Implementing 192 megabytes of registers via a register transfer level (RTL) design flow would be arduous, posing a major challenge. Instead, a design implementation flow at a high level of abstraction would drastically abridge and speed up the accelerator’s deployment. If coupled to 192 gigabytes of onboard High-Bandwidth Memory (HBM), a single device could run GPT-3 entirely on a single chip, making it a highly efficient implementation. When processing LLMs, it would reach 50% to 55% efficiencies, more than one order of magnitude larger than GPUs.

A drastic reduction in data transmission between the external memory and the compute units could lead to a significant drop in power use, about 50 watts per petaflops. At the same time, it would decrease the execution latency by more than 10X vis-a-vis GPUs.

Rather critical, the architecture should not be hardwired. Instead, it ought to be totally programable and highly scalable. 
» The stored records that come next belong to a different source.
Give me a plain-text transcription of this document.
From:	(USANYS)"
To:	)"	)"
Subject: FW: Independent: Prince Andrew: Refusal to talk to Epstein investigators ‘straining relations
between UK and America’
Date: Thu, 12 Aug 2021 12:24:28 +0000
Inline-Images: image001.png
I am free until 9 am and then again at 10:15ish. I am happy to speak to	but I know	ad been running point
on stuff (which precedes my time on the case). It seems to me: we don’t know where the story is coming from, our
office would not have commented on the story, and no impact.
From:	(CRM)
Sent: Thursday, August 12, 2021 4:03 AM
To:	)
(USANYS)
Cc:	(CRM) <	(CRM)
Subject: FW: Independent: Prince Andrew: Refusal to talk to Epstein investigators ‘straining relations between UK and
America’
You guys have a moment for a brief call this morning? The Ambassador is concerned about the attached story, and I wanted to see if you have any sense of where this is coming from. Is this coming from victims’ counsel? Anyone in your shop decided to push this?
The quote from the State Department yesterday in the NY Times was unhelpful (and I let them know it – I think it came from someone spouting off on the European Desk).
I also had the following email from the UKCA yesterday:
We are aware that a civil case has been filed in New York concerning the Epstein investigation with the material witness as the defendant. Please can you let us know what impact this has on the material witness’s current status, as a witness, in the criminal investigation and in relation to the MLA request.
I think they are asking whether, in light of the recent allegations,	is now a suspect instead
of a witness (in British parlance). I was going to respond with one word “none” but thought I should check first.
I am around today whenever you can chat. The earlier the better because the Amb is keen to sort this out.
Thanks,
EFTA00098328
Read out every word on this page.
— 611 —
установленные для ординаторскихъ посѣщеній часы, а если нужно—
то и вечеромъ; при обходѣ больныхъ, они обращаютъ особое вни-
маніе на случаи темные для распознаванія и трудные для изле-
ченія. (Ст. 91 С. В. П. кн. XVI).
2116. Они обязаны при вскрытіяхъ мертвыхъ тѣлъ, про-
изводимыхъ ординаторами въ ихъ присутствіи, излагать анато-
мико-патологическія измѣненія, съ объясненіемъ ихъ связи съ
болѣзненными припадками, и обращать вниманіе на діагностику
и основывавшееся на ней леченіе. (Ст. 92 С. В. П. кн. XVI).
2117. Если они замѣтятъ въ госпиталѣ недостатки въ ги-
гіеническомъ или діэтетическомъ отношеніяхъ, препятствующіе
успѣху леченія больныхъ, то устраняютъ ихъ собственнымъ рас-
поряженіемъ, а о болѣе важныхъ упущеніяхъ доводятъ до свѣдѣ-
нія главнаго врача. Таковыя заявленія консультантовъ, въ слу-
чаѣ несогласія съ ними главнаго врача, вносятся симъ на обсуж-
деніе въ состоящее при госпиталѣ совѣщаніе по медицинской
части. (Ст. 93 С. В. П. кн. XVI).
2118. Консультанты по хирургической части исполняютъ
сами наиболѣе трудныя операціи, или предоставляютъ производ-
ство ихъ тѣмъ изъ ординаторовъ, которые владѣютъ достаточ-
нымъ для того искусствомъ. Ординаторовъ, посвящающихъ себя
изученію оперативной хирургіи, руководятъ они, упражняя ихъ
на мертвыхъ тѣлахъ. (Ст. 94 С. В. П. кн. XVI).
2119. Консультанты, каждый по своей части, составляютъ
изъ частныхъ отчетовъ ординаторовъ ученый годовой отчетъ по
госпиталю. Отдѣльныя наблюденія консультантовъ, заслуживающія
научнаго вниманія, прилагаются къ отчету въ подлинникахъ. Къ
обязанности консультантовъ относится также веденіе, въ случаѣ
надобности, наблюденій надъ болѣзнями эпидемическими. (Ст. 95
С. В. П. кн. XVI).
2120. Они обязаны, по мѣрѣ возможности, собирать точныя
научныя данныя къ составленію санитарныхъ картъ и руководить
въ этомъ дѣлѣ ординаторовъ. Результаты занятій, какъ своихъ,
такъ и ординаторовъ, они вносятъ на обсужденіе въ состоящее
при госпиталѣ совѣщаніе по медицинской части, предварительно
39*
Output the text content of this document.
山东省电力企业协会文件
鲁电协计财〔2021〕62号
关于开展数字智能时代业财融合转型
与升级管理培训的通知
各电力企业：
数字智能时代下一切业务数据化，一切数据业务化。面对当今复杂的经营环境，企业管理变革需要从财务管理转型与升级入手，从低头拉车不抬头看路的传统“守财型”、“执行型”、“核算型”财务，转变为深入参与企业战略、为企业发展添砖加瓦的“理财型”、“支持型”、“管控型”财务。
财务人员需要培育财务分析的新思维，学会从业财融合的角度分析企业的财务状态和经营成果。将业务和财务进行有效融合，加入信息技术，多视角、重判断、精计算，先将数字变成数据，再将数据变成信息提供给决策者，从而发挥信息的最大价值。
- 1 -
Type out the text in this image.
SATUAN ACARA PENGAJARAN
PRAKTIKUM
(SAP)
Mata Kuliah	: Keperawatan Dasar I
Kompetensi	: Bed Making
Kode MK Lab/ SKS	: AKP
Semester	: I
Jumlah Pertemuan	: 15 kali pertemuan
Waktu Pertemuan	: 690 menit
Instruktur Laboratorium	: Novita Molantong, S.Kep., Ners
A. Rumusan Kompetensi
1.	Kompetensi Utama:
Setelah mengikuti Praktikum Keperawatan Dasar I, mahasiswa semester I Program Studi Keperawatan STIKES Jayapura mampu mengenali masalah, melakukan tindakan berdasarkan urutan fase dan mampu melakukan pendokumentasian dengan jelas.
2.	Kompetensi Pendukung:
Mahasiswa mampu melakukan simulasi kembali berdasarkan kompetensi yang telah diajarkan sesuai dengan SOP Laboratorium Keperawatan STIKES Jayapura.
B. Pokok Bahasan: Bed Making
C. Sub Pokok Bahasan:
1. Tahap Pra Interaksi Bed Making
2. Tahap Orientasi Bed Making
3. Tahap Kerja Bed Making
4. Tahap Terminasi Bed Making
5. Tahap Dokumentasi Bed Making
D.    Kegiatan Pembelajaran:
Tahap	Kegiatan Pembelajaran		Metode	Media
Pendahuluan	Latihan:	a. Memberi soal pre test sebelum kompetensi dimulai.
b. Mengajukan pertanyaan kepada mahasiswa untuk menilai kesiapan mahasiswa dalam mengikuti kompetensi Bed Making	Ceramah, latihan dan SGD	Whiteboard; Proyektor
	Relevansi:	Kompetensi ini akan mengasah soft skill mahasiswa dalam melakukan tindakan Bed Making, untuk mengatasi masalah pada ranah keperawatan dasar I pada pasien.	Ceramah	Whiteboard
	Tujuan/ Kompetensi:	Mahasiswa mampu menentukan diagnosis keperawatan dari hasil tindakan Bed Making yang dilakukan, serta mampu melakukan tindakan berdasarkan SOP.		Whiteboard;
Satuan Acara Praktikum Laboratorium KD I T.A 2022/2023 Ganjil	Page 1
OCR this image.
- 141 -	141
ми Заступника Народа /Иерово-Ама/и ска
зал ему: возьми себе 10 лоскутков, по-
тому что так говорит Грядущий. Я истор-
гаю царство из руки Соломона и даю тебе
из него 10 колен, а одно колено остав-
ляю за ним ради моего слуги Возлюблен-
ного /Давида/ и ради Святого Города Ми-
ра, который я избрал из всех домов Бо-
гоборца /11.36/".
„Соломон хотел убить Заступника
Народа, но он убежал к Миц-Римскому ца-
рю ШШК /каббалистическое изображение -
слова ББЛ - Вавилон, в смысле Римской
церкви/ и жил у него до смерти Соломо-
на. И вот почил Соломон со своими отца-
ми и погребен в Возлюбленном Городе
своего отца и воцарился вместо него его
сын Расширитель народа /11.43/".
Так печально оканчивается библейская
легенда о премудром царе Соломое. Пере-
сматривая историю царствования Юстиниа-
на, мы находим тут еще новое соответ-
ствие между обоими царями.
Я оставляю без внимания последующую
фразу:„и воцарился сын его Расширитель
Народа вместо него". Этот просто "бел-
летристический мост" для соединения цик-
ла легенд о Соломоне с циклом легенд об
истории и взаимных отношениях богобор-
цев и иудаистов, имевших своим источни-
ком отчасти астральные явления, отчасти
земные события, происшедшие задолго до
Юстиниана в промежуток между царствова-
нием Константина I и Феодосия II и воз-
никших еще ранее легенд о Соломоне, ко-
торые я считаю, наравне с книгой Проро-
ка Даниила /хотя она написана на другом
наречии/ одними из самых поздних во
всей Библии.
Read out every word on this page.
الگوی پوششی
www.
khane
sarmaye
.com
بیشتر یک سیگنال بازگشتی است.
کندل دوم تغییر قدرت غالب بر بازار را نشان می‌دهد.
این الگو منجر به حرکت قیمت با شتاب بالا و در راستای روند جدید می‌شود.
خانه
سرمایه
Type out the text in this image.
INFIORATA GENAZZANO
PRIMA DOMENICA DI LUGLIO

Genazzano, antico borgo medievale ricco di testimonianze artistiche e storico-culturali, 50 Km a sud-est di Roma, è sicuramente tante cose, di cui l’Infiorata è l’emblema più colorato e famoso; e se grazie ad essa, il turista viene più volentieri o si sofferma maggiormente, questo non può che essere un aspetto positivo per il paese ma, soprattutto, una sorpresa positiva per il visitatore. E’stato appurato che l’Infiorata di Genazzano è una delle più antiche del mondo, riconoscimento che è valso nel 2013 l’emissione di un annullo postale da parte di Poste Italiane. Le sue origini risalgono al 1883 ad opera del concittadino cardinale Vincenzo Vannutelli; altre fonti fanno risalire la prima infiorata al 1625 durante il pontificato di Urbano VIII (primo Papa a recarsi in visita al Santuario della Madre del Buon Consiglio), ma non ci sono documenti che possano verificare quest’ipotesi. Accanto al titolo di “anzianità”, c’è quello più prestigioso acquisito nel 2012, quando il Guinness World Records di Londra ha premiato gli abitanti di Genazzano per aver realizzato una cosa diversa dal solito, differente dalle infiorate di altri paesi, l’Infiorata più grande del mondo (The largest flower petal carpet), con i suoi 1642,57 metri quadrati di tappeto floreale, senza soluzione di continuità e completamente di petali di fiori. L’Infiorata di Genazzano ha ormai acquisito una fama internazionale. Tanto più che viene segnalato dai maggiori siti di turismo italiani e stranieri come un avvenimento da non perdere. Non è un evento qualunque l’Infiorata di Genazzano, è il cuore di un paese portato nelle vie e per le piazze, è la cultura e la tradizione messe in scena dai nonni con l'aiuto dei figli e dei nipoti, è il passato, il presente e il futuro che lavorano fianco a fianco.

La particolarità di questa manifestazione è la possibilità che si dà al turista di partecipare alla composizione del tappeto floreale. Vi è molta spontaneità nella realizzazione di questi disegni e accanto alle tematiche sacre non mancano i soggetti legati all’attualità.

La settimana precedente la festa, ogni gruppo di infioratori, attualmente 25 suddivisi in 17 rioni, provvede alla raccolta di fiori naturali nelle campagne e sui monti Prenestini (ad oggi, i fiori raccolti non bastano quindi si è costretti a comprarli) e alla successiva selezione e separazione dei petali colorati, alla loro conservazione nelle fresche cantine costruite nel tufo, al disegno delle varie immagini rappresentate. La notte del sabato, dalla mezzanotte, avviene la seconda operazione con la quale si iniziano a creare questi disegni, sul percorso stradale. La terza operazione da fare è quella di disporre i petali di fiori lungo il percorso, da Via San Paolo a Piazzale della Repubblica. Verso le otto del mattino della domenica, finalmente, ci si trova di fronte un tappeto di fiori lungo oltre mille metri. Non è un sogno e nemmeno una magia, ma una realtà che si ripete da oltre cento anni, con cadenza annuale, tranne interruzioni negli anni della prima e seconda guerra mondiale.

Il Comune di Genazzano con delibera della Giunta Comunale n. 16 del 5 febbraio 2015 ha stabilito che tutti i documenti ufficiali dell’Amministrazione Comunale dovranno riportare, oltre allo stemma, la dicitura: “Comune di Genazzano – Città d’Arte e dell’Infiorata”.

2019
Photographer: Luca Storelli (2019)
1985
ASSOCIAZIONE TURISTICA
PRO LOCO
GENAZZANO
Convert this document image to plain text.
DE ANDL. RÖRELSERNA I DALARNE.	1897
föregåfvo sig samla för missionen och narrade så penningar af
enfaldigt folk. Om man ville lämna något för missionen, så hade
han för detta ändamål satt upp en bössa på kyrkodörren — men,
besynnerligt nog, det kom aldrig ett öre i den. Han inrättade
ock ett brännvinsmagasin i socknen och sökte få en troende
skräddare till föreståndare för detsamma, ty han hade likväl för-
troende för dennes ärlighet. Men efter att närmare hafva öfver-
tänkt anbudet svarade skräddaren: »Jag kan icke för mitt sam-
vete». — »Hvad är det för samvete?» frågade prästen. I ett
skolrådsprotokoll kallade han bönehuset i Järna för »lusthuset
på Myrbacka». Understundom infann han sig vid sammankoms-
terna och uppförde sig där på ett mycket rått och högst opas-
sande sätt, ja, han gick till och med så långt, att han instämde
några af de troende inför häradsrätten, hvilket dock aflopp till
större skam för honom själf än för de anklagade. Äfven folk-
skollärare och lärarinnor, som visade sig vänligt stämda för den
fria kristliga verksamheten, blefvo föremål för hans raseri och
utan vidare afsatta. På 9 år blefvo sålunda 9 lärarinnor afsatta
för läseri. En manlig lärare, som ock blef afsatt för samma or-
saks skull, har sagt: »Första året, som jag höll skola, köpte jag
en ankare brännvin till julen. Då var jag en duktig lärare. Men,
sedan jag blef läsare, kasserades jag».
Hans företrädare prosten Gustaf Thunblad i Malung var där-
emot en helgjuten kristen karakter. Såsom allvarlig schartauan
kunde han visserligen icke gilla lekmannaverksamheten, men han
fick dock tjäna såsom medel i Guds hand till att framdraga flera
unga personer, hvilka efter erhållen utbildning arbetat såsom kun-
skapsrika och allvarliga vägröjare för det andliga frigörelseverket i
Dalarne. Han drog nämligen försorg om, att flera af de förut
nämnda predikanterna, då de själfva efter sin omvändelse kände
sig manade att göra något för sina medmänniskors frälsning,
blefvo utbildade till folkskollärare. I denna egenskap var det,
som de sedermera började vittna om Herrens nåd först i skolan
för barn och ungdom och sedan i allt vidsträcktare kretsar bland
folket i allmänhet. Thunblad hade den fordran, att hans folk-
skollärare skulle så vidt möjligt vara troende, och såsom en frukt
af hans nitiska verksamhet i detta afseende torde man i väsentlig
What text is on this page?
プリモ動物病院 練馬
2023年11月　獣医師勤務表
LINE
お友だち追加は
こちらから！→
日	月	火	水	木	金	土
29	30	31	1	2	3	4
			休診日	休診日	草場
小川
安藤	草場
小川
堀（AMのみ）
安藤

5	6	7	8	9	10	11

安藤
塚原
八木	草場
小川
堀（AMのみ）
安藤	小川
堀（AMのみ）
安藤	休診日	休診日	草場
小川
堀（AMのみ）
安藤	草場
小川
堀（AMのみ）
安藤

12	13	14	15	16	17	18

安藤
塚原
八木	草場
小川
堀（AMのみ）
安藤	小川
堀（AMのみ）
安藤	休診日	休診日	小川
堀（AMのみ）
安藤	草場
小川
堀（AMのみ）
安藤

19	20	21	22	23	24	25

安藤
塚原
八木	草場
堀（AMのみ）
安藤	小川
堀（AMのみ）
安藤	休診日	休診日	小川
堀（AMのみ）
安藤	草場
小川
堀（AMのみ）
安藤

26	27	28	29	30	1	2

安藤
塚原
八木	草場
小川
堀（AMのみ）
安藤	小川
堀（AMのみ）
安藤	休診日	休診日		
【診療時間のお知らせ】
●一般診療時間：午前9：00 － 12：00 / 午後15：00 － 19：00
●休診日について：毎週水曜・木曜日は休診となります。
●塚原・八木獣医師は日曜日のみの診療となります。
AI application algorithms evolve almost weekly. More frequent changes are limited to fine tuning the algorithms’ performance, latency, power consumption attributes with impact on cost. Periodically, radically new algorithmic structures obsolete older versions. The new accelerator architecture should accommodate all of the above and enable updates and upgrades in the field. 

Such a fully programmable approach ought also to support configurable computation quantization on the fly from 4-bit to 64-bit either integer or floating math automatically on a layer-by-layer-basis to accommodate a broad range of applications. Sparsity on weights and data should be supported on the fly, as well.

From the deployment perspective, the accelerator could act as a companion chip to the main processor in a scheme transparent to the user. Algorithmic engineers could write their algorithms as if they run on the main processor, letting the compiler separate the code that runs on the accelerator from the code that runs on the main processors. The approach would simplify and ease the accelerator’s deployment and use model.

Unlike the data flow driving GPUs that operate at low level, data flow in this imagined architecture would work at the algorithmic level by reading using MATLAB code and graphs and executing them natively.

Is it possible? Perhaps. 

A device like this would run five to 10 times faster than the leading-edge GPU-based accelerators while consuming a small fraction of their power and boasting significant lower latency, meeting the needs of AI inference at the edge. Undoubtedly, it would ease deployment and usage, appealing to a large community of scientists and engineers.